Prudential will continue selling insurance products through banks and other marketing operations in Taiwan, Barry Stowe, chief executive officer of Prudential Asia Corp. said during a briefing today in Taipei.
"Taiwan is one of the best places to do business in Asia for insurance companies and we will continue to be here," he said.
No Lay Offs
About 11,000 people who work for Prudential insurance agencies in Taiwan will be transferred to China Life, which has promised not to fire anyone until the deal is completed in six to seven months.
Prudential rose 28.25 pence, or 11 percent, to 284.75 pence as of 12:28 p.m. in London trading as the seven-member FTSE 350 Life Insurance Index rose 1.2 percent. Prudential's market value climbed to 6.9 billion pounds.
The life insurance index has fallen 30 percent this year on speculation insurers may be forced to sell shares or cut dividends to boost reserves to cover potential losses. Prudential said its capital surplus would fall by 350 million pounds if equity markets fall 40 percent from their year-end levels.

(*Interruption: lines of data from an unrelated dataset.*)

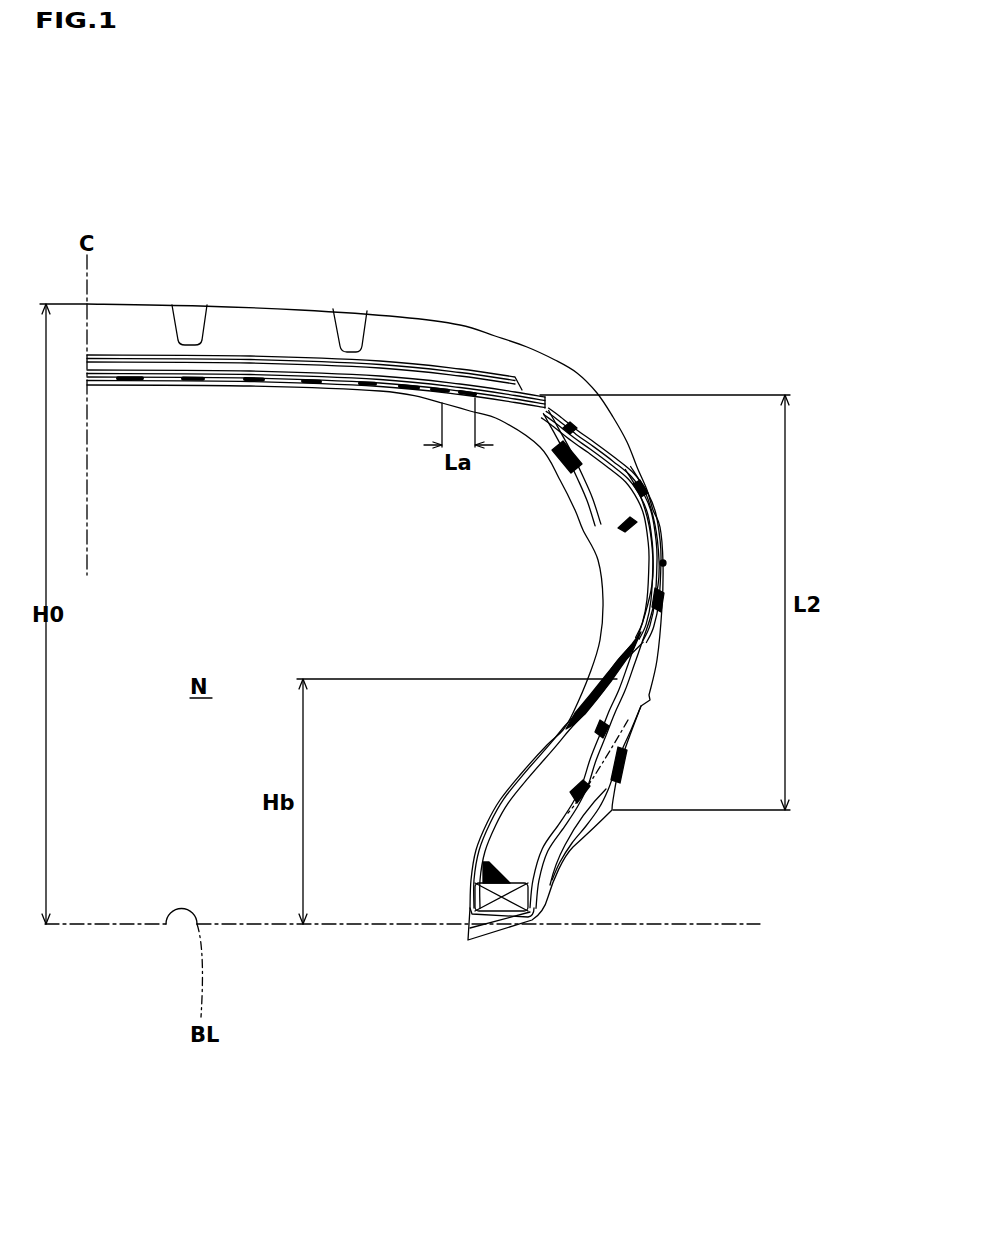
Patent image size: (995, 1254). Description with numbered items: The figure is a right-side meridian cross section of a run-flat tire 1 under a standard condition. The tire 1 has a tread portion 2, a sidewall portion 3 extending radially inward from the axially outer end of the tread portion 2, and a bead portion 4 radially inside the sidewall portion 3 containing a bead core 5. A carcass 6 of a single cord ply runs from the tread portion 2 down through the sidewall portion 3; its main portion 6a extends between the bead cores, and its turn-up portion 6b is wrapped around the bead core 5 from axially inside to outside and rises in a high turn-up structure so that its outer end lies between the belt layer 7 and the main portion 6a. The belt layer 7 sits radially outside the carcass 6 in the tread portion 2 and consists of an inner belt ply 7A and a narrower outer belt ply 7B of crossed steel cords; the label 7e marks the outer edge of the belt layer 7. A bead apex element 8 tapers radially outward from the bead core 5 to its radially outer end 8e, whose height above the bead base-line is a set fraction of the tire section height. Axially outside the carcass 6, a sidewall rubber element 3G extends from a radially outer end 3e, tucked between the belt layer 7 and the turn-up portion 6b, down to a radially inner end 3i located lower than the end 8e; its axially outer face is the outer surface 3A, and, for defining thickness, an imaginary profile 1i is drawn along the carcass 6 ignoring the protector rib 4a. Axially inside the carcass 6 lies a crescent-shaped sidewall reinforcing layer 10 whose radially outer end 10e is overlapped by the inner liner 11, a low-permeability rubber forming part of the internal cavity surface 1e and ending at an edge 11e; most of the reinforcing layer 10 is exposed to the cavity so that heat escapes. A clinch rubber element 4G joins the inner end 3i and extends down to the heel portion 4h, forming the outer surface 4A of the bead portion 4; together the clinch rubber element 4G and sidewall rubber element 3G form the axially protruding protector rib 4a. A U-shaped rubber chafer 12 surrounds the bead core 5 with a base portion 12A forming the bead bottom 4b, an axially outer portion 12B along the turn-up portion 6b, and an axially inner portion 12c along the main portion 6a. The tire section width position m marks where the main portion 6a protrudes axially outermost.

The run-flat tire 1 is at (577, 233).
The internal cavity surface 1e is at (563, 468).
The imaginary profile 1i is at (632, 722).
The tread portion 2 is at (279, 275).
The sidewall portion 3 is at (691, 504).
The outer surface 3A is at (660, 527).
The sidewall rubber element 3G is at (638, 518).
The radially outer end of sidewall rubber element 3e is at (477, 373).
The radially inner end of sidewall rubber element 3i is at (604, 811).
The bead portion 4 is at (586, 849).
The outer surface of clinch rubber element 4A is at (584, 851).
The clinch rubber element 4G is at (548, 882).
The protector rib 4a is at (606, 789).
The bottom of bead portion 4b is at (503, 929).
The heel portion 4h is at (546, 934).
The bead core 5 is at (486, 900).
The carcass 6 is at (527, 658).
The main portion 6a is at (636, 518).
The turn-up portion 6b is at (656, 556).
The belt layer 7 is at (355, 402).
The inner belt ply 7A is at (312, 374).
The outer belt ply 7B is at (258, 374).
The belt layer outer end 7e is at (550, 408).
The bead apex element 8 is at (510, 837).
The radially outer end of bead apex element 8e is at (642, 677).
The sidewall reinforcing layer 10 is at (620, 618).
The radially outer end of sidewall reinforcing layer 10e is at (440, 403).
The inner liner 11 is at (125, 382).
The band layer outer end 11e is at (476, 400).
The rubber chafer 12 is at (532, 998).
The base portion 12A is at (488, 932).
The axially outer portion 12B is at (603, 973).
The axially inner portion 12c is at (470, 918).
The tire section width position m is at (666, 563).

An insurer's capital "is the only thing the market's worried about at the moment," said Trevor Moss, a London-based analyst at MF Global Securities Ltd. who has a "buy" rating on the stock. Prudential's surplus "was substantially stronger than people were expecting and the exit of this Taiwanese business is also helpful to that."
Prudential also said it plans to spend 45 million pounds to buy 10 percent of China Life through a share placement. The stake will be a "source of incremental value," according to the statement.
Beijing-based China Life was Taiwan's seventh-largest life insurer by assets, and Prudential the 12th largest, at the end of the third quarter, according to the Taiwan Insurance Institute.
Prudential's capital surplus was 1.4 billion pounds on Dec. 31, the company said in a separate statement. It increased by 300 million pounds after the FSA agreed to let Prudential include reserves from its U.K. so-called with-profits fund.
The fund, which was worth 1.7 billion pounds at the end of 2008, is meant to smooth returns over time to reduce the impact of market swings.
"The group's capital position has remained strong and robust during 2008 in what was an extraordinary year of equity market volatility, falling interests and high corporate spreads," Chief Financial Officer Tidjane Thiam said in a call with reporters.
AIG Asset Sales
Chief Executive Officer Mark Tucker, who last year expressed interest in buying parts of American International Group Inc.'s Asian business, refused to comment on specific acquisitions during today's call.
"We're seeing a number of opportunities across the world now and we are looking at those," Tucker said.
New life and pension sales for the year to Dec. 31 measured on a so-called annual premium equivalent basis rose 1 percent to 3 billion pounds, matching the consensus of 18 analysts surveyed by the company. Fourth quarter revenue, measured at actual exchange rates, was down 21 percent to 708 million pounds, after sales of insurance products in India, Korea and Singapore declined by at least 30 percent.